15.疲れてきたな春原


「球技大会を開催することになった」

 放課後の生徒会室、赤みを帯びた太陽の光をその背に受けて、それとなく腕組みしながら言い放つ智代。
 現在、当初の予定通り智代から事情を聞いている。

「何故こんな展開になっているのか、私にはどうも理解が出来ない」

 俺も俺も。

「全部春原のせいにしようぜ」
「いや、なに言ってんですかアナタ」

 要約すると、以下のようである。
 春原がボウズになったので球技大会が開催されることになりました。以上。
 知ってるか、風が吹いたら桶屋が儲かるんだってよ。

「ちなみに野球、サッカー、バレー、バスケットからの四択だ」
「参加拒否という幻の五択目を俺は選択する」
「医療診断書と呼ばれる崇高な神器が無ければ認められないな、それは」

 つまりはさ。

「春原が悪いんだろ。全部」
「ああ。全部な」
「いや、僕のせいじゃないって!」

 智代は、逸らしていた視線を俺と春原に戻し、やっぱり腕組みをしながら言葉をつむぐ。

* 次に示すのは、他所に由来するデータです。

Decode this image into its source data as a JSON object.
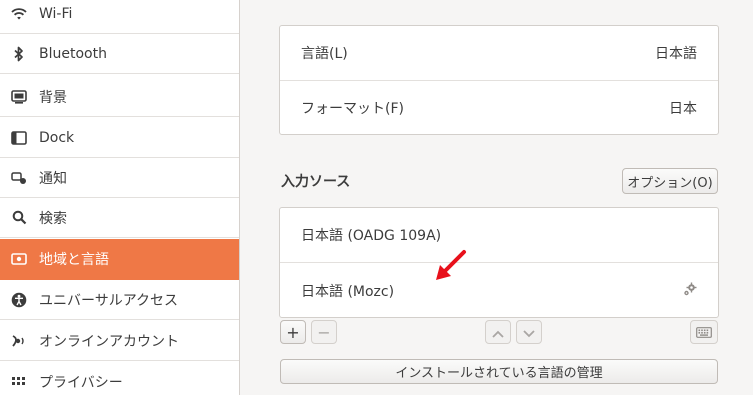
{
  "sidebar": {
    "items": [
      {
        "label": "Wi-Fi",
        "icon": "wifi-icon"
      },
      {
        "label": "Bluetooth",
        "icon": "bluetooth-icon"
      },
      {
        "label": "背景",
        "icon": "background-icon"
      },
      {
        "label": "Dock",
        "icon": "dock-icon"
      },
      {
        "label": "通知",
        "icon": "notification-icon"
      },
      {
        "label": "検索",
        "icon": "search-icon"
      },
      {
        "label": "地域と言語",
        "icon": "region-icon",
        "active": true
      },
      {
        "label": "ユニバーサルアクセス",
        "icon": "accessibility-icon"
      },
      {
        "label": "オンラインアカウント",
        "icon": "online-accounts-icon"
      },
      {
        "label": "プライバシー",
        "icon": "privacy-icon"
      }
    ]
  },
  "region": {
    "language_label": "言語(L)",
    "language_value": "日本語",
    "format_label": "フォーマット(F)",
    "format_value": "日本"
  },
  "input_sources": {
    "title": "入力ソース",
    "options_button": "オプション(O)",
    "items": [
      {
        "label": "日本語 (OADG 109A)"
      },
      {
        "label": "日本語 (Mozc)",
        "has_settings": true
      }
    ],
    "add_button": "+",
    "remove_button": "−",
    "manage_button": "インストールされている言語の管理"
  },
  "colors": {
    "accent": "#ef7846",
    "arrow": "#e8101b"
  }
}
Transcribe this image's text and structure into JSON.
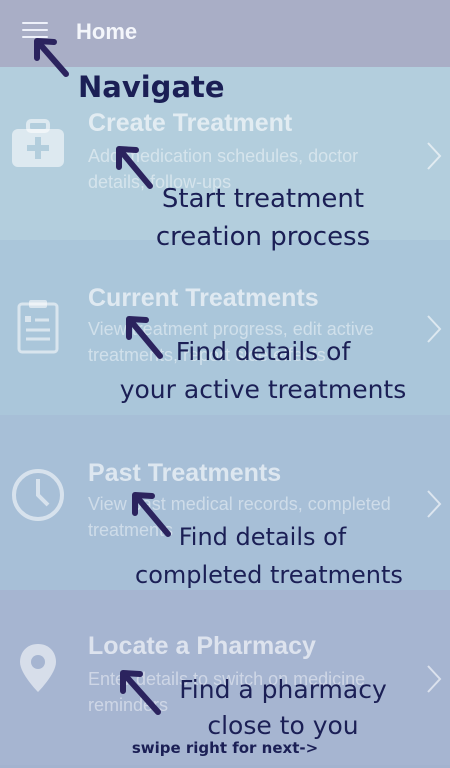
{
  "appbar": {
    "title": "Home",
    "menu_icon": "hamburger-menu-icon"
  },
  "rows": [
    {
      "title": "Create Treatment",
      "desc": "Add medication schedules, doctor details, follow-ups",
      "icon": "first-aid-kit-icon"
    },
    {
      "title": "Current Treatments",
      "desc": "View treatment progress, edit active treatments, report side effects",
      "icon": "clipboard-icon"
    },
    {
      "title": "Past Treatments",
      "desc": "View past medical records, completed treatments",
      "icon": "clock-icon"
    },
    {
      "title": "Locate a Pharmacy",
      "desc": "Enter details to switch on medicine reminders",
      "icon": "location-pin-icon"
    }
  ],
  "annotations": {
    "navigate": "Navigate",
    "create_line1": "Start treatment",
    "create_line2": "creation process",
    "current_line1": "Find details of",
    "current_line2": "your active treatments",
    "past_line1": "Find details of",
    "past_line2": "completed treatments",
    "pharmacy_line1": "Find a pharmacy",
    "pharmacy_line2": "close to you",
    "swipe": "swipe right for next->"
  },
  "colors": {
    "row1_bg": "#b3cedd",
    "row2_bg": "#aac6da",
    "row3_bg": "#a7bfd7",
    "row4_bg": "#a6b5d1",
    "annotation": "#1b1f55"
  }
}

「しかし、こういった活動的な企画が催されること自体には何の異論も無い。むしろ歓迎するぞ、私は」
「僕のおかげだねっ!」
「静かにしてろ」

 まあ、そうなっちまったものはしょうがないし、受験うんぬんも俺たちには関係ないわけだし。

「……懇親誠意を尽くして見学するかな」
「視姦?」

 殴っておいた。

「まあ、そういうわけだから、朋也と春原も参加種目の練習をしておいた方がいいぞ。今週の金曜日だからな」

 今日は火曜だから、合わせても三日しかないな。

「……ちなみに俺たちは何に参加するんだ?」

 春原が返す。

「放課後のHRで決めるって言ってたけど」

 HR抜けてきたから今俺たちは此処にいるわけで。